The 2019 Boston College Fall Career and Internship Fair drew over 2,000 students and 152 companies to Conte Forum on Thursday, according to Associate Vice President for Career Services Joe Du Pont.
Companies flock to the career fair to indicate their own interest in BC students—it’s not just a one-way street, according to Du Pont. There is a balance between BC students marketing themselves to employers and employers marketing themselves to BC students, Du Pont said.
“They love the strength of the curriculum,” said Du Pont. “And there’s a lot of great social networking [and] liberal arts skills that are really important in a work environment.”
Du Pont emphasized that the Career Fair is for all BC students regardless of their school or major. Compared to schools with less of a focus on the liberal arts, an education from BC equips students with a more diverse set of abilities, Du Pont said.
In his experience, he has noticed employers place a high premium on “soft skills” such as good communication, teamwork, and leadership. He also mentioned the importance of being results-focused, working with integrity, and thinking critically.
“Employers hire by competency, not by coursework,” Du Pont said. “Regardless of what your major is, recruiters are very attuned to the skills that liberal arts students bring. I think sometimes BC students take for granted how qualified they are.”
Many of the employers at the fair echoed Du Pont’s point about the desirability and potential of BC students.
“We are looking for coachable, competitive, and driven people for our internship program,” said Jared Brillo, a representative from financial services company Northwestern Mutual. And I think Boston College has a lot of those. It definitely comes down to who they are as a person and how they are when they’re interacting with other people.”
The qualities employers are looking for in potential applicants extend beyond one’s GPA, Du Pont said. Companies look to BC students for the skills needed to be successful in any business environment.
“[We are] looking for someone with an attention to detail, someone who wants to hit the ground running,” said Dionne Higginbottom, a representative from the financial group Mizuho. “So someone who’s not afraid to ask questions, who’s not afraid to put in that extra work.
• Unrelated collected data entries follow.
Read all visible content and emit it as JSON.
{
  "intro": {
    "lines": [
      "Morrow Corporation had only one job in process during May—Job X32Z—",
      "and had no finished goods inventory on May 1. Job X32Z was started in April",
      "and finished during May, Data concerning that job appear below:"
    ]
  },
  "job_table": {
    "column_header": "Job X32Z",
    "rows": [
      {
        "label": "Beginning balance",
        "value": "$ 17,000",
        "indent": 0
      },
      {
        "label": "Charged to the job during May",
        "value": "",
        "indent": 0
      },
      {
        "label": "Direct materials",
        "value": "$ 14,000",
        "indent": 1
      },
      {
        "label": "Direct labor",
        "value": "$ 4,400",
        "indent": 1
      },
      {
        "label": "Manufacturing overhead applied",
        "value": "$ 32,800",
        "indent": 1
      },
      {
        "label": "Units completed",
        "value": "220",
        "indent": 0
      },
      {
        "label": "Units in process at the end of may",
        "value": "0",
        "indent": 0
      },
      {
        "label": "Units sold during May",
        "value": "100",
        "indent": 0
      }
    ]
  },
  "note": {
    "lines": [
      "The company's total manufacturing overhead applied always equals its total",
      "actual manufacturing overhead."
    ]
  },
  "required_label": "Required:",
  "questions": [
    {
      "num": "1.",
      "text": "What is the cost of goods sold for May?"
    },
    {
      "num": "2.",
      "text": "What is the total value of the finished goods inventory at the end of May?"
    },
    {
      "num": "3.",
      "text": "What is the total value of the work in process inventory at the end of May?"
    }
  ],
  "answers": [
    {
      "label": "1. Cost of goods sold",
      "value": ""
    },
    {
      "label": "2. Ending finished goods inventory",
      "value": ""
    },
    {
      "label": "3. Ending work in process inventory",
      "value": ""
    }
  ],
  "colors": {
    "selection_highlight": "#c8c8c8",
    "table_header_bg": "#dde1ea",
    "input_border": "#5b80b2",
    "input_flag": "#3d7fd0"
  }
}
Come in early, leave late getting the job done. And we’ve seen a lot of that today.”
At the fair, multiple students commented that their initial apprehension melted away upon actually speaking with the employers.
“Once you get into your personal interactions, it’s not overwhelming. It’s just that the whole environment looks a little bit intimidating from afar, but it’s not so bad once you get in there,” said Emma Dawson, MCAS ’22.
Students also said that they appreciated the fact that many of the company representatives at the Career and Internship Fair were BC alumni.
“I was able to draw connections with some of the people that graduated in the past few years, that know some of my friends,” said Luke Welch, CSOM ’23. “We talked about professors that they had and where they lived, and it was just a funny perspective as someone who has graduated in the workforce now.”
Welch also voiced appreciation for the efficient and organized layout of this year’s fair.
“I thought it was very logical in the sense that some of the companies were grouped together based off of whether it is a government agency or if it’s a business, like a consulting finance firm,” he said. “It was easy to walk around. I did not have to really bump into people, so I thought the layout was very effective.”
Many of the employers who attended also took notice of the Career Center’s attention to detail.
“I think everything was extremely organized from the moment I walked in this morning,” Higginbottom said. “There’s a great mix of companies in the room, and I like that it’s a good mix of bigger brands [and] smaller brands, and not everyone is from the same industry, so it doesn’t feel as competitive. From a company perspective, it’s everything we could have asked for today.”
In anticipation for the fair this year, the Career Center also unveiled several new resources for job-seeking students, including Career Clusters, which pairs students with an advisor based on career rather than school, and Career Closet, which provides business attire to students who may not be able to afford the clothing necessary to network or interview for a professional job.
Eagle Exchange—an initiative rolled out by the Career Center on Sept. 3—is an online platform that connects current BC students with BC alumni. Du Pont said that by Sept. 7, over 2,000 students had signed up. This platform allows students to build their network by industry, video-chat with alumni, and have their resume looked at by someone with more professional experience.
The Career Center zeroed in on student concerns at their “prepare for the fair” session, in which they hoped to take BC students’ natural skills and talents and help them best present themselves to employers. This workshop—held a week before the Career and Internship Fair—helped students prepare their “elevator pitches” and gave them the ability to have meaningful conversations with the employers who came to BC.
Other sessions held ahead of the Fair covered careers in STEM, resume development, and career planning.
“I’m in the Designing Your Career class through the Career Center, so they gave me really helpful tips,” Dawson said. “I had a really good plan going into [the Career and Internship Fair].”
Du Pont discussed the CareerFairPlus app, which gave students all the information they needed to succeed at the Career and Internship Fair. It provided students with an interactive map that listed all of the employers present at the fair as well as background information about each company’s open positions.